Additionally, we wanted to investigate if any RNA-binding protein motifs were present in proximity to the differentially expressed PACs in JEG3 cells upon ZIKV infection. To do this, we first extracted the sequences at various distances (100, 250, 500, 1000, and 2000 nts) surrounding PACs that were upregulated (i.e., preferentially used) and downregulated (i.e., relatively depleted) upon ZIKV infection in JEG3 cells. We analyzed these sequences with Discriminative Relative Expression Motif Elicitation (DREME) [44] to identify enriched motifs associated with either the up or downregulated PACs. Further, these motifs were cross-referenced with ‘the database of RNA binding specificities’ (RNA-binding protein database-RBPDB) [45] to identify RNA binding proteins that may interact near up or downregulated PACs. Within 100 nt of the upregulated PACs, we found the motif GGAAGAA, which is part of the motif for various splicing factors and HNRNPs, but we did not find enrichment of the canonical motif for poly-A binding protein 1 (PABP1, motif AAUAAA). This motif, however, was found enriched in the sequences between 100 and 250 nt of the downregulated PACs, about ~20 nt upstream of the PAC as expected (Figure 7A). We visualized the location of enrichment motifs relative to PACs using CentriMo [46]. In the plot, we also see some enrichment, although not to the same extent, of the KKKKKK motif (a GU-rich region) just downstream of the downregulated PACs. This indicates that the downregulated PACs are using canonical poly-adenylation signals. Neither of these sequences is enriched in the region surrounding the upregulated PASs (Figure 7B), suggesting an alternative mode for poly-adenylation.

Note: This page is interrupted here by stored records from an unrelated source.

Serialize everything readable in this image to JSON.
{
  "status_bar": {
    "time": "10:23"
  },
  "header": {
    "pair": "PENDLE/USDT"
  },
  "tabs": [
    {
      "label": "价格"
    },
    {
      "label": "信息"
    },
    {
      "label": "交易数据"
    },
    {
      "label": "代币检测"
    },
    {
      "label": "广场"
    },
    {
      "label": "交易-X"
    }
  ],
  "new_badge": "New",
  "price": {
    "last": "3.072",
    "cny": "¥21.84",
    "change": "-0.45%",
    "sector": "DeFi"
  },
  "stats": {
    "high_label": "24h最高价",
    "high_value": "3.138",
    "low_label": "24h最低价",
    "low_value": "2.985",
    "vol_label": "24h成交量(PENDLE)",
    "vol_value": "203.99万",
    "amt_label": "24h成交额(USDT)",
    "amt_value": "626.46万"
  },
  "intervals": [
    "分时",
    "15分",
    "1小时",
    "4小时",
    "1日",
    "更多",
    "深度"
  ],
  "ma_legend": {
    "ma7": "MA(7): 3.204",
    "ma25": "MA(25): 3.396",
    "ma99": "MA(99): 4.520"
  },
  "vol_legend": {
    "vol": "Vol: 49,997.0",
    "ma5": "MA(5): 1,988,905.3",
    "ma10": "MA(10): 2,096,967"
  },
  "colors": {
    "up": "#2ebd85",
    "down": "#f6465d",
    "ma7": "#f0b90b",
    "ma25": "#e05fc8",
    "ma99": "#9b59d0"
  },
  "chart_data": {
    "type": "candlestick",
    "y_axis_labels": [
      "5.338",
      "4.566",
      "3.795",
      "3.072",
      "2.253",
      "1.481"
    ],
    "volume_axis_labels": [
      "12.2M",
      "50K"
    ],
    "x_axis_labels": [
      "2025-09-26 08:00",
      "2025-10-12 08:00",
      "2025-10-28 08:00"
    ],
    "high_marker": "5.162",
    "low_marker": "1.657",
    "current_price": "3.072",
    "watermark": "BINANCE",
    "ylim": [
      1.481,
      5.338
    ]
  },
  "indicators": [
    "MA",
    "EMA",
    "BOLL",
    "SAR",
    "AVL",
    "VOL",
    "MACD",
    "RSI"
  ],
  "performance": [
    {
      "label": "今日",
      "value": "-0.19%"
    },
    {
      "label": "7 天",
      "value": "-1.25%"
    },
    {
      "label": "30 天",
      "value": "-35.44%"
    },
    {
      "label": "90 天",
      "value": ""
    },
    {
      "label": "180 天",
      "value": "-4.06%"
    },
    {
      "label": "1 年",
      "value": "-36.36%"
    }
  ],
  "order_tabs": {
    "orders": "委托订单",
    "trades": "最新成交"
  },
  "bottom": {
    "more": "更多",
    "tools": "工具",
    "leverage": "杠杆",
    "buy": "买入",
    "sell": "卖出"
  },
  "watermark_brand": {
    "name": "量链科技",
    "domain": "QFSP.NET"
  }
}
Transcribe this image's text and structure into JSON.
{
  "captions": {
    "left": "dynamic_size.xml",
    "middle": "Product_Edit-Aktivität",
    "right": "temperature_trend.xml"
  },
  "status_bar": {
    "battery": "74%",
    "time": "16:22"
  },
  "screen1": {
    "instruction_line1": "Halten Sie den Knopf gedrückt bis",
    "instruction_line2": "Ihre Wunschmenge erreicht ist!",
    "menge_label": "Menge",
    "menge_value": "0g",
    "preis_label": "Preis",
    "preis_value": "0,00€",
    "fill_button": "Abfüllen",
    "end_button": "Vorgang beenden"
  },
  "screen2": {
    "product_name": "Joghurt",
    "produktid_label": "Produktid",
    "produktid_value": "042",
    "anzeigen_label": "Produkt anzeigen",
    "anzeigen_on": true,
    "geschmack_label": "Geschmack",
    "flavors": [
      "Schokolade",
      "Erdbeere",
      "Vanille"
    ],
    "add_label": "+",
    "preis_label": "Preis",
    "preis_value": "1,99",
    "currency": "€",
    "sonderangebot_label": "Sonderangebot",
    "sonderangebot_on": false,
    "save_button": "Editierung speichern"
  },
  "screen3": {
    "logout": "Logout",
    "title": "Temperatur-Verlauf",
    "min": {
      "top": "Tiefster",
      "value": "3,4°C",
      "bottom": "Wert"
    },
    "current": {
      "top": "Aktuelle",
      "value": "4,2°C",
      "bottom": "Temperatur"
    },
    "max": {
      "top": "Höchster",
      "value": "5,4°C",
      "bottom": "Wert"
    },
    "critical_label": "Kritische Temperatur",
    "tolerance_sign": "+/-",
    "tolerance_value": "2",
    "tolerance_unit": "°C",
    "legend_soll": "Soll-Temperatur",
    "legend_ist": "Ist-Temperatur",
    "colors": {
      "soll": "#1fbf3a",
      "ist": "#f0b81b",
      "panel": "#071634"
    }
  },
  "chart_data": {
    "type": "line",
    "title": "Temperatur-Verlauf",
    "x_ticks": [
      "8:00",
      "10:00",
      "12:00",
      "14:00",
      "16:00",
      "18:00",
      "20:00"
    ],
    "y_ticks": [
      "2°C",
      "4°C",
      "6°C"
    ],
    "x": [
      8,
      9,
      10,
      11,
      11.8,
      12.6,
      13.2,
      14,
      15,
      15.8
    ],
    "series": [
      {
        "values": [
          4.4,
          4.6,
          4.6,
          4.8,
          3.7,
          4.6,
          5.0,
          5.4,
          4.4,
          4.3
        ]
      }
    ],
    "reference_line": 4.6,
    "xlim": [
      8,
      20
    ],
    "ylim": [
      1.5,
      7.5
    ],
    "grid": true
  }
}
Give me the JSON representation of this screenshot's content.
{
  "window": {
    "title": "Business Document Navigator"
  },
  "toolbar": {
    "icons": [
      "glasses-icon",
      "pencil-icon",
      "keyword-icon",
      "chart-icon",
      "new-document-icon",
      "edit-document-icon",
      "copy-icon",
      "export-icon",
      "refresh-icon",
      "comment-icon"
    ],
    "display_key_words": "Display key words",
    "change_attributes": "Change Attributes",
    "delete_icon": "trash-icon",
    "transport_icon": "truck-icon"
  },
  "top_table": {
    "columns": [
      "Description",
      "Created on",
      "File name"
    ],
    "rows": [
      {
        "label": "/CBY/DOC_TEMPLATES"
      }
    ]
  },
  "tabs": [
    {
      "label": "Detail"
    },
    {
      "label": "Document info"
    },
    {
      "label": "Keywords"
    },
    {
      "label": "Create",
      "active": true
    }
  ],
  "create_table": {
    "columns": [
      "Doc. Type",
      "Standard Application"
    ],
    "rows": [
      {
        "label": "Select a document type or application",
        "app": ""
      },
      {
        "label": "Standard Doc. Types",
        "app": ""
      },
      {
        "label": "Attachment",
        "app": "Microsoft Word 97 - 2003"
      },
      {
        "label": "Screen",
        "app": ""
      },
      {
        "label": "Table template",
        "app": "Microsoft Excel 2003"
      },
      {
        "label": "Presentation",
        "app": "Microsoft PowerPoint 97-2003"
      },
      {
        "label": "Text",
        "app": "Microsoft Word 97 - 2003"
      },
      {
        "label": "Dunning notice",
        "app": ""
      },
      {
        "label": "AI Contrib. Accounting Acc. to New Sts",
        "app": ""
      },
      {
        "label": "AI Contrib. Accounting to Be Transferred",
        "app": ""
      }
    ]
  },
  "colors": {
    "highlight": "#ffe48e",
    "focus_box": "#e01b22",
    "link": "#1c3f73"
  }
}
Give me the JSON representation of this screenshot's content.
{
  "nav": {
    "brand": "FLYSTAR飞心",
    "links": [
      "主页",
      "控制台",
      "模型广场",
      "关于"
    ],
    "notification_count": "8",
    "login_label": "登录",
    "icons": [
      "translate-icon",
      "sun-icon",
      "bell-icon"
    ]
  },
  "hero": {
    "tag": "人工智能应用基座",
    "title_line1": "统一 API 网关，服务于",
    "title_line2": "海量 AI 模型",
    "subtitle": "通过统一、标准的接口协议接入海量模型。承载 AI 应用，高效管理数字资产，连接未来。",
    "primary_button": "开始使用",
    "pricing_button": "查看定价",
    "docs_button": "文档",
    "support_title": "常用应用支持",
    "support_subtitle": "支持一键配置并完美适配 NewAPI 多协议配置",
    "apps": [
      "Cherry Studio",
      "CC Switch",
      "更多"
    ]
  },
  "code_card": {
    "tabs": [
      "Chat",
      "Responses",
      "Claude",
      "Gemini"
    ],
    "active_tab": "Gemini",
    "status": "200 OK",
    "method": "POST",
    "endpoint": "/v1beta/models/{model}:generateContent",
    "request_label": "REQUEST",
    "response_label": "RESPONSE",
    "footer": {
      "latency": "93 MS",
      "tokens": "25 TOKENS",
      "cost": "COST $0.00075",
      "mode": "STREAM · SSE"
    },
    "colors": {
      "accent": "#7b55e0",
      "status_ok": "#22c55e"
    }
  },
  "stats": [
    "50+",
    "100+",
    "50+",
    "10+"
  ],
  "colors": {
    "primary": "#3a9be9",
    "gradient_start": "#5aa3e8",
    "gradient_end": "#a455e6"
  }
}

We found a motif for PABPC1 (RAAGRAAA) enriched when we extended the distance to 250 nt of the upregulated PACs. As we extended the sequences from 500 to 2000 nt away from the upregulated PACs, we retained enrichment of this motif. We also found additional motifs that serve as binding sites for HNRNPL and SRSF3 (CACCACCA) and SRSF1/7 (AGCRAGAC). We found the motif GCCACCRC enriched between 1000 and 2000 nts from the downregulated PACs. This serves as a binding site for U2AF2 (GCCACCAC) as well as PABPC1 (GCCACCGC). These results suggest that the regions near upregulated PACs are more likely to interact with splicing factors than those that are downregulated.

4. Discussion

Although ZIKV was discovered in rhesus monkeys in the Zika forest of Uganda in the 1940s, it gained international attention during its emergence in Brazil in 2015–2016 [2,10,11]. This outbreak was associated with the development of Guillain–Barre syndrome in adults and microcephaly in infants born to women infected during pregnancy. Since then, it has been found that ZIKV can persistently infect the testes [47,48]. This is especially interesting as flaviviruses are typically transmitted via an arthropod vector, in this case, a mosquito bite. Now that we are aware that ZIKV can be transmitted both sexually and from mother to child during pregnancy, it is important to understand how these alternative transmission routes are made possible. For the virus to reach a fetus’ developing brain, it must first cross the placental barrier. Therefore, we have decided to investigate transcriptomic changes in ZIKV-infected human placental cells. It is also important to note that microcephaly does not occur upon infection of expectant mothers with other flaviviruses.
Our study used short-read sequencing to identify 126 DEGs and 498 APA genes in JEG3 cells at 16 hpi with ZIKV PRVABC59. We used EnrichR to determine if there was enrichment for any pathways or processes in these changes in the transcriptome [38,39,40]. This analysis identified an enrichment in ZIKV-induced upregulation of genes associated with interleukin and interferon signaling as well as metabolism and regulatory RNA pathways. In addition, there was enrichment of genes associated with cell cycle regulation and DNA replication and repair. Interestingly, we found that the 3′ UTRs of transcripts associated with the nuclear mRNA decay and splicing were shortened, whereas the 3′ UTRs of transcripts associated with various aspects of development and cell differentiation were lengthened.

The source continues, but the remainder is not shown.